Many of my best friends are French. But at the risk of being politically incorrect, I don't understand why dealings with civil servants, salespeople, waiters - and now medical personnel - so often turn into a contest of wills here. In the battle with the hand clinic, I was obviously at a disadvantage.

I was told to report for surgery at noon, half an hour earlier if I wanted to talk to the doctor. What time would the operation take place? "I start at 3 pm. You'll have to wait your turn," he said curtly. My livelihood depends on my right hand; I was worried, I told him. "It's that way for everyone," he snapped.

What, I wondered, was the WHO rating for French bedside manner? In the ice-cold waiting room, anxious patients exchanged sighs and rolled their eyes. After an hour, I was shown to my room. Fortunately, a close friend with years of experience at defusing French labour-management crises dropped by to see me.

Nurse Fatiha burst into the room announcing that she was going to shave me, and that I would have to wash from head to toe. Shave me? I asked incredulously, raising my good hand to my shoulder-length hair. And how could I wash, when there was neither soap nor towel in the bathroom? "Am I speaking Chinese or what?" the nurse asked angrily.
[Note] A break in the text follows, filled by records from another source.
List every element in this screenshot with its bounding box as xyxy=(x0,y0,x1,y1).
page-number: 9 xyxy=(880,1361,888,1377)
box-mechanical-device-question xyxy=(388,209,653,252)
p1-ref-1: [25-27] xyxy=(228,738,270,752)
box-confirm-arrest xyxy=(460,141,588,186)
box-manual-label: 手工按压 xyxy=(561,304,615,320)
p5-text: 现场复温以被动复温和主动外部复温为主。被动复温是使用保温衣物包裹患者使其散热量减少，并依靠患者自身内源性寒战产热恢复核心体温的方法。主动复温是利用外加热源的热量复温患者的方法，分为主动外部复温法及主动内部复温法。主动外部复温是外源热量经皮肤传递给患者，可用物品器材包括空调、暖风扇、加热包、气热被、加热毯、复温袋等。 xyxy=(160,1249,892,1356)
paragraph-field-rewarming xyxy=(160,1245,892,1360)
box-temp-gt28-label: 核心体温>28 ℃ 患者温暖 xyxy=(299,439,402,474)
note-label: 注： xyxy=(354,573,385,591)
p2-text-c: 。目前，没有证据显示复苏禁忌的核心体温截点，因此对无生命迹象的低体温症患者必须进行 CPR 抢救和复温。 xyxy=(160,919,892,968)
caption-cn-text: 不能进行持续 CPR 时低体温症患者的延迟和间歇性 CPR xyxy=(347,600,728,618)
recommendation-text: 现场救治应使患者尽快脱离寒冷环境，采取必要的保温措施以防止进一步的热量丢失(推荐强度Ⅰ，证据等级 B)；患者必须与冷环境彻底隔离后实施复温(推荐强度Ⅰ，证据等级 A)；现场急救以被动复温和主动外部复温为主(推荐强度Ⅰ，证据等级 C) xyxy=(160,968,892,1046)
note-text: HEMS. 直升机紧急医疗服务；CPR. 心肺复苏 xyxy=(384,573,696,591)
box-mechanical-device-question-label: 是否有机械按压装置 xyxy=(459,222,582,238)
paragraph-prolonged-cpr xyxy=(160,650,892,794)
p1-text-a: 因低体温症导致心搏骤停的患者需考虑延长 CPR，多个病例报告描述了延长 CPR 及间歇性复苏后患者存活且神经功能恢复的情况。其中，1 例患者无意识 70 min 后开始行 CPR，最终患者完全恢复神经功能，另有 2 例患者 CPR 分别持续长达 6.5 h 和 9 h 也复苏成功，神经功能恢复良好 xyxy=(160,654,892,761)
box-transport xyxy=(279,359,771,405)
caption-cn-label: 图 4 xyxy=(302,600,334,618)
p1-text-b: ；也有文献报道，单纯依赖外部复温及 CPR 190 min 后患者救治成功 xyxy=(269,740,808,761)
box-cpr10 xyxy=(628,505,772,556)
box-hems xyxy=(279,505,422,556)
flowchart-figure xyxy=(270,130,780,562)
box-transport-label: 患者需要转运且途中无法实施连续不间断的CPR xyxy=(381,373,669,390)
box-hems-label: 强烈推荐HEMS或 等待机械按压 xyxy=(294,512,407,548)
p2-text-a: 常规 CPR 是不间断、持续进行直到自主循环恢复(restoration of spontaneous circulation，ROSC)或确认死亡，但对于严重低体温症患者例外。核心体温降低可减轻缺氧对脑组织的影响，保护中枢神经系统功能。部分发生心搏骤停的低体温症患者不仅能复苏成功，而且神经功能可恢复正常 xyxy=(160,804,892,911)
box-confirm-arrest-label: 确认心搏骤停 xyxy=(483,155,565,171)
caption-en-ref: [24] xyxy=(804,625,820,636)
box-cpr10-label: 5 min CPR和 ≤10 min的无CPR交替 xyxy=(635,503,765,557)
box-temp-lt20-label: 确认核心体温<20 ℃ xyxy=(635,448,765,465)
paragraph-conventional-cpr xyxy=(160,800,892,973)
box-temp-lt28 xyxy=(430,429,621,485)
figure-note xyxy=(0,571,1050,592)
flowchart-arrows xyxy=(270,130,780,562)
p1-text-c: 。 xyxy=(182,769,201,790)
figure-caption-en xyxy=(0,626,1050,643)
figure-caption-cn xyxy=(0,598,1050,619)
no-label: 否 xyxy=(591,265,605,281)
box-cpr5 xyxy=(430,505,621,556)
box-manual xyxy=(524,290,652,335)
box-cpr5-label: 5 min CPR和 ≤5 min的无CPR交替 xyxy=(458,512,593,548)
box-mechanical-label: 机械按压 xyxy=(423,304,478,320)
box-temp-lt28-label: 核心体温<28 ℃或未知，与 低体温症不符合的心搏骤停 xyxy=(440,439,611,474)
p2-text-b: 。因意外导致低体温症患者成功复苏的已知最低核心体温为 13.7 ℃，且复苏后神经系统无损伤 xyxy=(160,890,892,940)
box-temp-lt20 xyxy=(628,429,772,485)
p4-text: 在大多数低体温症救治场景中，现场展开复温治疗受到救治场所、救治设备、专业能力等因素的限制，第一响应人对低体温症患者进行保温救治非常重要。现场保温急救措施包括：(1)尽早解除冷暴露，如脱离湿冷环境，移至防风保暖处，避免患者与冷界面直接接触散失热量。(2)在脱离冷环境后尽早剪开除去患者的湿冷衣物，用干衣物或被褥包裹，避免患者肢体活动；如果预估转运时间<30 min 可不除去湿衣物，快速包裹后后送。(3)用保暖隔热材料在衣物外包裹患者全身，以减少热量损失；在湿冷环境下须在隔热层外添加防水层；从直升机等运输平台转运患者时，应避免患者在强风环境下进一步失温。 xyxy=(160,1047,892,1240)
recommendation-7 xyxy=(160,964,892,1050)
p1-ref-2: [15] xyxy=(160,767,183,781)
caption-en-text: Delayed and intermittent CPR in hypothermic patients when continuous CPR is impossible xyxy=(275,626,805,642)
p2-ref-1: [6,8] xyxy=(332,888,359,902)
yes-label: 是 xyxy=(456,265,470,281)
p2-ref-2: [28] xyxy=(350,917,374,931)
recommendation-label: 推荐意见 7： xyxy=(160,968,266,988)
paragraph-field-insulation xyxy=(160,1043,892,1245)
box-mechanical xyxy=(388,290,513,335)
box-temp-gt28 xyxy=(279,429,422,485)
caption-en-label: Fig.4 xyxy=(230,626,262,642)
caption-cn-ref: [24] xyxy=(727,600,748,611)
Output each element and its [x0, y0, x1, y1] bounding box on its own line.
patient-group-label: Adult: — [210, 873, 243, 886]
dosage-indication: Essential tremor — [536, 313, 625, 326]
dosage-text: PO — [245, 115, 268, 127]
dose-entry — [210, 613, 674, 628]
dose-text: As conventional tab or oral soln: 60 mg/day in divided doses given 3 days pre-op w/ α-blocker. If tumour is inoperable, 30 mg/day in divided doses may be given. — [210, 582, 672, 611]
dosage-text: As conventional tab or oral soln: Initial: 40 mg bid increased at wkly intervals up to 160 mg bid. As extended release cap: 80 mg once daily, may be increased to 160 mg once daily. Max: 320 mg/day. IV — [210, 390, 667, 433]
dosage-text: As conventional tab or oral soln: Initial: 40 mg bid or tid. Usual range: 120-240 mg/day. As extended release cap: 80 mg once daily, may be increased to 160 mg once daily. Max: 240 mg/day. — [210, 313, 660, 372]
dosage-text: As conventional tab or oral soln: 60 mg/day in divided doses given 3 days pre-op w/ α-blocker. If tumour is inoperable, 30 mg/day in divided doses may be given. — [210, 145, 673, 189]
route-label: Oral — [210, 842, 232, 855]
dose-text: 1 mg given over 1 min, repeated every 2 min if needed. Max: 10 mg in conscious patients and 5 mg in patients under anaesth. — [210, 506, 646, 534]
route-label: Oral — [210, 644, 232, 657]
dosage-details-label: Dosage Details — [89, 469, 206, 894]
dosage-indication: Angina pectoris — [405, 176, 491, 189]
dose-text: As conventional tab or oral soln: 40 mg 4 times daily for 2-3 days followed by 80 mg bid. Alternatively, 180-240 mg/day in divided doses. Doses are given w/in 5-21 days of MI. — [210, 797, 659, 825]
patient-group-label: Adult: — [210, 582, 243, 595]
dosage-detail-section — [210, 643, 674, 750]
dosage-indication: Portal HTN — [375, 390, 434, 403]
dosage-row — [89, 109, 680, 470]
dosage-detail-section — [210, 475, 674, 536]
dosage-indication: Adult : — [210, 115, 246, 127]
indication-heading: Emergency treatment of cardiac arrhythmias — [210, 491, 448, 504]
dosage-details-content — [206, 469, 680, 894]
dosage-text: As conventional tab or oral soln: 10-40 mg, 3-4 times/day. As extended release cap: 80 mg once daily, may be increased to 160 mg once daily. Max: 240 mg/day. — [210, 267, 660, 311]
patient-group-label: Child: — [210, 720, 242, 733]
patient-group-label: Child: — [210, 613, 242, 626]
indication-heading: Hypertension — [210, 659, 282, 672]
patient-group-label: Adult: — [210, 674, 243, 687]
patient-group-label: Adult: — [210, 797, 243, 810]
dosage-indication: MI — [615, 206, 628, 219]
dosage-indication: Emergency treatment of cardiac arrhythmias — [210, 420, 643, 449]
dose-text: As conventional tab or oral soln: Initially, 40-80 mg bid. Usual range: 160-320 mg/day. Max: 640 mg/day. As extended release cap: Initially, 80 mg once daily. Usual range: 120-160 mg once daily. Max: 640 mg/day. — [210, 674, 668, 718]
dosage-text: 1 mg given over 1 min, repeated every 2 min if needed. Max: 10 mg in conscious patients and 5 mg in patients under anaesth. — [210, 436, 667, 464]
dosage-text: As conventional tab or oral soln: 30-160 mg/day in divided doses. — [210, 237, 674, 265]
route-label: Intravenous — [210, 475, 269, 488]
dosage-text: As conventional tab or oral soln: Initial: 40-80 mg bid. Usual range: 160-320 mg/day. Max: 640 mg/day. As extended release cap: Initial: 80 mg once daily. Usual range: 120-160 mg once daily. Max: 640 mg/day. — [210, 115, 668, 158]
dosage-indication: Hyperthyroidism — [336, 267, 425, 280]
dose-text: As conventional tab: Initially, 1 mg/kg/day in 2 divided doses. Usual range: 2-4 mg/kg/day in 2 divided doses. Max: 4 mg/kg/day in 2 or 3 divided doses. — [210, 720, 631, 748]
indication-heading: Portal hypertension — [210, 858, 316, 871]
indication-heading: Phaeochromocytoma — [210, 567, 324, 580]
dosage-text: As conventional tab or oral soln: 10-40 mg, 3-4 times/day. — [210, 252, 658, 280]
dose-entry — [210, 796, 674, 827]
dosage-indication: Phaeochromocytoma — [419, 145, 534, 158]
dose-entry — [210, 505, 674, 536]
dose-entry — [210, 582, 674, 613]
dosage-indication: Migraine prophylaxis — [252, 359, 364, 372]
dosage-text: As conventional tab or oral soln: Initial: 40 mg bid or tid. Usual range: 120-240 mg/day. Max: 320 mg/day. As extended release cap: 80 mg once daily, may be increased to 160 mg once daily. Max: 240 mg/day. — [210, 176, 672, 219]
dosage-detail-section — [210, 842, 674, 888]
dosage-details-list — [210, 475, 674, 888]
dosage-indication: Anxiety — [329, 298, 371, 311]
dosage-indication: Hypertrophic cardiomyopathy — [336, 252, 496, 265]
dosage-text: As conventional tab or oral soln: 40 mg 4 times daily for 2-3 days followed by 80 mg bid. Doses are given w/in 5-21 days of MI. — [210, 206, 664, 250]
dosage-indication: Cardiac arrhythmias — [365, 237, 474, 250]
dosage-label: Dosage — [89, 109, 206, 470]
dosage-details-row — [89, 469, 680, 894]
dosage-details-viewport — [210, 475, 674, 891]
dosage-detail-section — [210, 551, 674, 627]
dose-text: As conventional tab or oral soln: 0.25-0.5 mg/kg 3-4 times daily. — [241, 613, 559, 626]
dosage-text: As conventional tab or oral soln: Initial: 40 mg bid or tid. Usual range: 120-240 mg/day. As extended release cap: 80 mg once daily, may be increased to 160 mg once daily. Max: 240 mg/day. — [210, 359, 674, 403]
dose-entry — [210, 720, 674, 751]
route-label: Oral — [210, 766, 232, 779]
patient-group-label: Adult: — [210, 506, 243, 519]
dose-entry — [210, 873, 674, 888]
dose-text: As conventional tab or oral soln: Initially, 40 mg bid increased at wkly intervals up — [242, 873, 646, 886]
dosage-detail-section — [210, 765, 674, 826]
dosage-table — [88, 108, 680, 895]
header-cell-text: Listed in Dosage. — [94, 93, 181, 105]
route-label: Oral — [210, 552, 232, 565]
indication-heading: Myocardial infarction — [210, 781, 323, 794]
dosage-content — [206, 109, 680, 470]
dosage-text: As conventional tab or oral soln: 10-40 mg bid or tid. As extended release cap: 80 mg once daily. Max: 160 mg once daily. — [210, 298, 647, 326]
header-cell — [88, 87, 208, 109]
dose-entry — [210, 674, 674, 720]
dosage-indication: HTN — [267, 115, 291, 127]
My friend Cathy ushered her into the corridor and began mediating. The nurse was supposed to shave my (completely hairless) hand, she explained. I didn't know that in France, patients bring their own soap and towel to hospital - even to expensive private clinics.

The Monty Pythonesque adventure gained momentum at 5 p.m., when I was finally wheeled to the underground operating theatres.

Six of us were lined up in a row on hospital trolleys, under aluminium foil blankets. The young woman next to me shivered and talked non-stop while her teeth chattered. A trolley bearing an old man collided into two others. "Where's this one go?" an orderly shouted.

When I complained of the cold, they put the nozzle of a hairdryer- like contraption under the blanket, until it burned my feet. Fearing the quality of surgery might be on a par with the treatment of patients, I sat up on the trolley and announced I was leaving. The anaesthetist gave me a jab in the left arm, saying, "This will calm you down". He then used an electric shock to find the nerves in my right arm. Local anaesthesia turned the appendage into a dead weight for the next 12 hours.

"This is not a consumer orientedsociety," a French colleague explained to me later. "Customers and patients are treated with disdain here, like slabs of meat." But when I told an American friend about the assembly line procedures, he said it was good; the high turnover ensured they knew what they were doing.

In the operating room, to the tune of awful 1980s pop music, my arm was pulled through a hole in a curtain so I could not watch the delicate, hour-long micro-surgery. The doctors chatted happily, and even promised we'd all drink champagne when it was over.

Eight days later, the pain has almost subsided, and I can move three fingers under the gauze bandages that are due to come off today. Perhaps French medicine is not so bad after all; even if they never did produce the bubbly.